It was cloudy with rain on the horizon when I headed out to Boundary Bay to try for some more shots of the Buff-breasted Sandpiper and Ruff. Both had been seen earlier in the day. As I was about to head down to the beach,
… this female Coyote trotted by.
Once it had passed I headed west to the pilings and there was no sign of either the Buff-breasted or Ruff. So I headed back all the way to 112 St. and still nothing.
Fortunately there were lots of Pectoral Sandpiper around today.
So I settled in with one group,
… and got a few photos of one cooperative bird.
Even tried my hand at video for the first time in the field with the new camera when the Pectoral Sandpiper settled in next to some Least Sandpipers.
Not wanting to give up I headed all the way back to the pilings. Brian was tagging along on the dyke while I remained on the beach,
… and just west of the pilings we located the Ruff.
While it was busy foraging with some Pectoral Sandpipers initially,
… it settled down in one area
… to do some preening. As it was staying put,
… figured I would try my hand at some more video before calling it a day. The timing was good as I got back to 104 St. the rain started.
On the tidal flats at Boundary Bay prior to the high tide there were lots of shorebirds around again this afternoon.
The only ones that seemed willing to cooperate with me were some Baird’s Sandpiper.
With a little patience they settled in with me there,
… continuing to forage amongst the seaweed.
As the tide came in I met up with Roger and John who had been watching the plover flocks. They had seen the Red Knots and Marbled Godwit that have been around the last few days. Neither them or myself had seen a Buff-breasted Sandpiper. We all headed back up on to the dyke and headed west towards the pilings. In that area Roger spotted a juvenile Ruff. We saw it fly west, circle high overhead and then drop back down to the beach. After checking all the way to 96 St. we could not relocate the bird. Roger left us at this point and John and I headed back still trying to relocate the Ruff. He had also heard from another birder that there were four Buff-breasted Sandpipers to the east closer to 112 St.
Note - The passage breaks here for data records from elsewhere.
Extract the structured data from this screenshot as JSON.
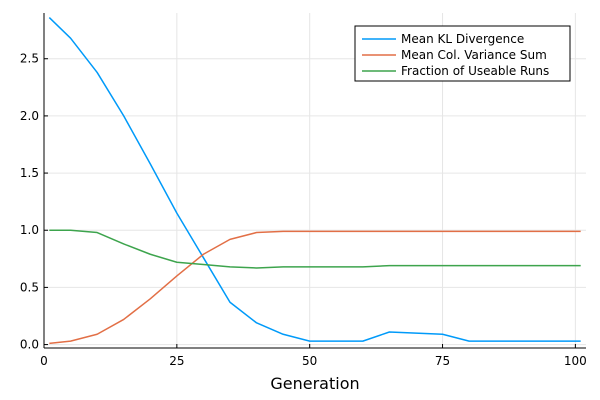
{
  "chart_data": {
    "type": "line",
    "xlabel": "Generation",
    "ylabel": "",
    "xlim": [
      0,
      102
    ],
    "ylim": [
      -0.03,
      2.9
    ],
    "xticks": [
      0,
      25,
      50,
      75,
      100
    ],
    "xtick_labels": [
      "0",
      "25",
      "50",
      "75",
      "100"
    ],
    "yticks": [
      0.0,
      0.5,
      1.0,
      1.5,
      2.0,
      2.5
    ],
    "ytick_labels": [
      "0.0",
      "0.5",
      "1.0",
      "1.5",
      "2.0",
      "2.5"
    ],
    "grid": true,
    "legend_position": "top-right",
    "x": [
      1,
      5,
      10,
      15,
      20,
      25,
      30,
      35,
      40,
      45,
      50,
      55,
      60,
      65,
      70,
      75,
      80,
      85,
      90,
      95,
      101
    ],
    "series": [
      {
        "name": "Mean KL Divergence",
        "color": "#009af9",
        "values": [
          2.86,
          2.68,
          2.38,
          2.0,
          1.58,
          1.15,
          0.76,
          0.37,
          0.19,
          0.09,
          0.03,
          0.03,
          0.03,
          0.11,
          0.1,
          0.09,
          0.03,
          0.03,
          0.03,
          0.03,
          0.03
        ]
      },
      {
        "name": "Mean Col. Variance Sum",
        "color": "#e26f46",
        "values": [
          0.01,
          0.03,
          0.09,
          0.22,
          0.4,
          0.6,
          0.79,
          0.92,
          0.98,
          0.99,
          0.99,
          0.99,
          0.99,
          0.99,
          0.99,
          0.99,
          0.99,
          0.99,
          0.99,
          0.99,
          0.99
        ]
      },
      {
        "name": "Fraction of Useable Runs",
        "color": "#3da44d",
        "values": [
          1.0,
          1.0,
          0.98,
          0.88,
          0.79,
          0.72,
          0.7,
          0.68,
          0.67,
          0.68,
          0.68,
          0.68,
          0.68,
          0.69,
          0.69,
          0.69,
          0.69,
          0.69,
          0.69,
          0.69,
          0.69
        ]
      }
    ]
  }
}
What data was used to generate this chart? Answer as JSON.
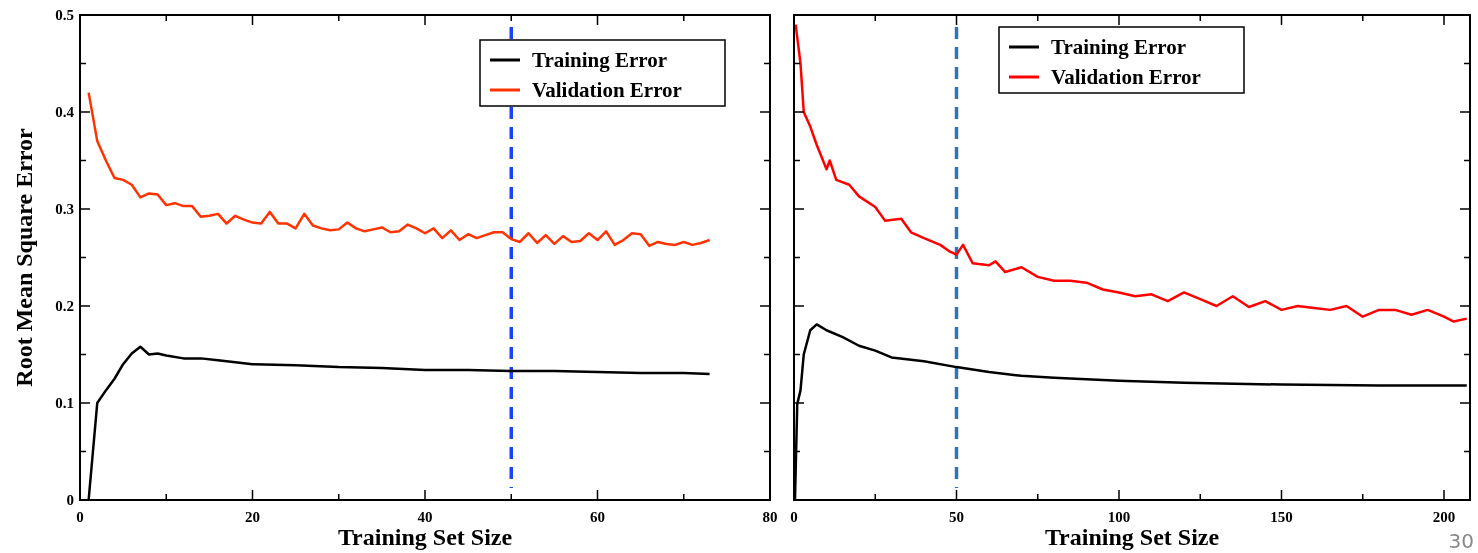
{
  "chart_data": [
    {
      "type": "line",
      "xlabel": "Training Set Size",
      "ylabel": "Root Mean Square Error",
      "xlim": [
        0,
        80
      ],
      "ylim": [
        0,
        0.5
      ],
      "xticks": [
        0,
        {
          "value": 10,
          "label": null
        },
        20,
        {
          "value": 30,
          "label": null
        },
        40,
        {
          "value": 50,
          "label": null
        },
        60,
        {
          "value": 70,
          "label": null
        },
        80
      ],
      "yticks": [
        0,
        {
          "value": 0.05,
          "label": null
        },
        0.1,
        {
          "value": 0.15,
          "label": null
        },
        0.2,
        {
          "value": 0.25,
          "label": null
        },
        0.3,
        {
          "value": 0.35,
          "label": null
        },
        0.4,
        {
          "value": 0.45,
          "label": null
        },
        0.5
      ],
      "legend": "top right",
      "grid": false,
      "line_style": "solid",
      "marker": "none",
      "ref_lines": [
        {
          "axis": "x",
          "value": 50,
          "label": null,
          "color": "#1f3fff",
          "line_style": "dashed"
        }
      ],
      "series": [
        {
          "name": "Training Error",
          "color": "#000000",
          "x": [
            1,
            2,
            3,
            4,
            5,
            6,
            7,
            8,
            9,
            10,
            12,
            14,
            16,
            18,
            20,
            25,
            30,
            35,
            40,
            45,
            50,
            55,
            60,
            65,
            70,
            73
          ],
          "values": [
            0,
            0.1,
            0.113,
            0.125,
            0.14,
            0.151,
            0.158,
            0.15,
            0.151,
            0.149,
            0.146,
            0.146,
            0.144,
            0.142,
            0.14,
            0.139,
            0.137,
            0.136,
            0.134,
            0.134,
            0.133,
            0.133,
            0.132,
            0.131,
            0.131,
            0.13
          ]
        },
        {
          "name": "Validation Error",
          "color": "#ff3300",
          "x": [
            1,
            2,
            3,
            4,
            5,
            6,
            7,
            8,
            9,
            10,
            11,
            12,
            13,
            14,
            15,
            16,
            17,
            18,
            19,
            20,
            21,
            22,
            23,
            24,
            25,
            26,
            27,
            28,
            29,
            30,
            31,
            32,
            33,
            34,
            35,
            36,
            37,
            38,
            39,
            40,
            41,
            42,
            43,
            44,
            45,
            46,
            47,
            48,
            49,
            50,
            51,
            52,
            53,
            54,
            55,
            56,
            57,
            58,
            59,
            60,
            61,
            62,
            63,
            64,
            65,
            66,
            67,
            68,
            69,
            70,
            71,
            72,
            73
          ],
          "values": [
            0.42,
            0.37,
            0.35,
            0.332,
            0.33,
            0.325,
            0.312,
            0.316,
            0.315,
            0.304,
            0.306,
            0.303,
            0.303,
            0.292,
            0.293,
            0.295,
            0.285,
            0.293,
            0.289,
            0.286,
            0.285,
            0.297,
            0.285,
            0.285,
            0.28,
            0.295,
            0.283,
            0.28,
            0.278,
            0.279,
            0.286,
            0.28,
            0.277,
            0.279,
            0.281,
            0.276,
            0.277,
            0.284,
            0.28,
            0.275,
            0.28,
            0.27,
            0.278,
            0.268,
            0.274,
            0.27,
            0.273,
            0.276,
            0.276,
            0.269,
            0.266,
            0.275,
            0.265,
            0.273,
            0.264,
            0.272,
            0.266,
            0.267,
            0.275,
            0.268,
            0.277,
            0.263,
            0.268,
            0.275,
            0.274,
            0.262,
            0.266,
            0.264,
            0.263,
            0.266,
            0.263,
            0.265,
            0.268
          ]
        }
      ]
    },
    {
      "type": "line",
      "xlabel": "Training Set Size",
      "xlim": [
        0,
        208
      ],
      "ylim": [
        0,
        0.5
      ],
      "tick_labels": "x",
      "xticks": [
        0,
        {
          "value": 25,
          "label": null
        },
        50,
        {
          "value": 75,
          "label": null
        },
        100,
        {
          "value": 125,
          "label": null
        },
        150,
        {
          "value": 175,
          "label": null
        },
        200
      ],
      "yticks": [
        0,
        {
          "value": 0.05,
          "label": null
        },
        0.1,
        {
          "value": 0.15,
          "label": null
        },
        0.2,
        {
          "value": 0.25,
          "label": null
        },
        0.3,
        {
          "value": 0.35,
          "label": null
        },
        0.4,
        {
          "value": 0.45,
          "label": null
        },
        0.5
      ],
      "legend": "top",
      "grid": false,
      "line_style": "solid",
      "marker": "none",
      "ref_lines": [
        {
          "axis": "x",
          "value": 50,
          "label": null,
          "color": "#2e75b6",
          "line_style": "dashed"
        }
      ],
      "annotations": [
        "30"
      ],
      "series": [
        {
          "name": "Training Error",
          "color": "#000000",
          "x": [
            0.3,
            1,
            2,
            3,
            5,
            7,
            10,
            15,
            20,
            25,
            30,
            40,
            50,
            60,
            70,
            80,
            100,
            120,
            150,
            180,
            207
          ],
          "values": [
            0,
            0.099,
            0.113,
            0.15,
            0.175,
            0.181,
            0.175,
            0.168,
            0.159,
            0.154,
            0.147,
            0.143,
            0.137,
            0.132,
            0.128,
            0.126,
            0.123,
            0.121,
            0.119,
            0.118,
            0.118
          ]
        },
        {
          "name": "Validation Error",
          "color": "#ff0000",
          "x": [
            0.5,
            2,
            3,
            5,
            7,
            10,
            11,
            13,
            17,
            20,
            25,
            28,
            33,
            36,
            40,
            45,
            48,
            50,
            52,
            55,
            60,
            62,
            65,
            70,
            75,
            80,
            85,
            90,
            95,
            100,
            105,
            110,
            115,
            120,
            125,
            130,
            135,
            140,
            145,
            150,
            155,
            160,
            165,
            170,
            175,
            180,
            185,
            190,
            195,
            200,
            203,
            207
          ],
          "values": [
            0.49,
            0.45,
            0.4,
            0.385,
            0.366,
            0.341,
            0.35,
            0.33,
            0.325,
            0.313,
            0.302,
            0.288,
            0.29,
            0.276,
            0.27,
            0.263,
            0.256,
            0.253,
            0.263,
            0.244,
            0.242,
            0.246,
            0.235,
            0.24,
            0.23,
            0.226,
            0.226,
            0.224,
            0.217,
            0.214,
            0.21,
            0.212,
            0.205,
            0.214,
            0.207,
            0.2,
            0.21,
            0.199,
            0.205,
            0.196,
            0.2,
            0.198,
            0.196,
            0.2,
            0.189,
            0.196,
            0.196,
            0.191,
            0.196,
            0.189,
            0.184,
            0.187
          ]
        }
      ]
    }
  ]
}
Just west of 104 St. we came across Mike who had located the Ruff.
Not wanting to spook the bird I stayed up on the dyke initially.
After almost an hour of watching and photographing,
… I had an opportunity to move down from the dyke amongst the logs.
This provided a closer and better vantage point for photos.
Cannot ask for much more than this with a fairly rare visitor like the Ruff.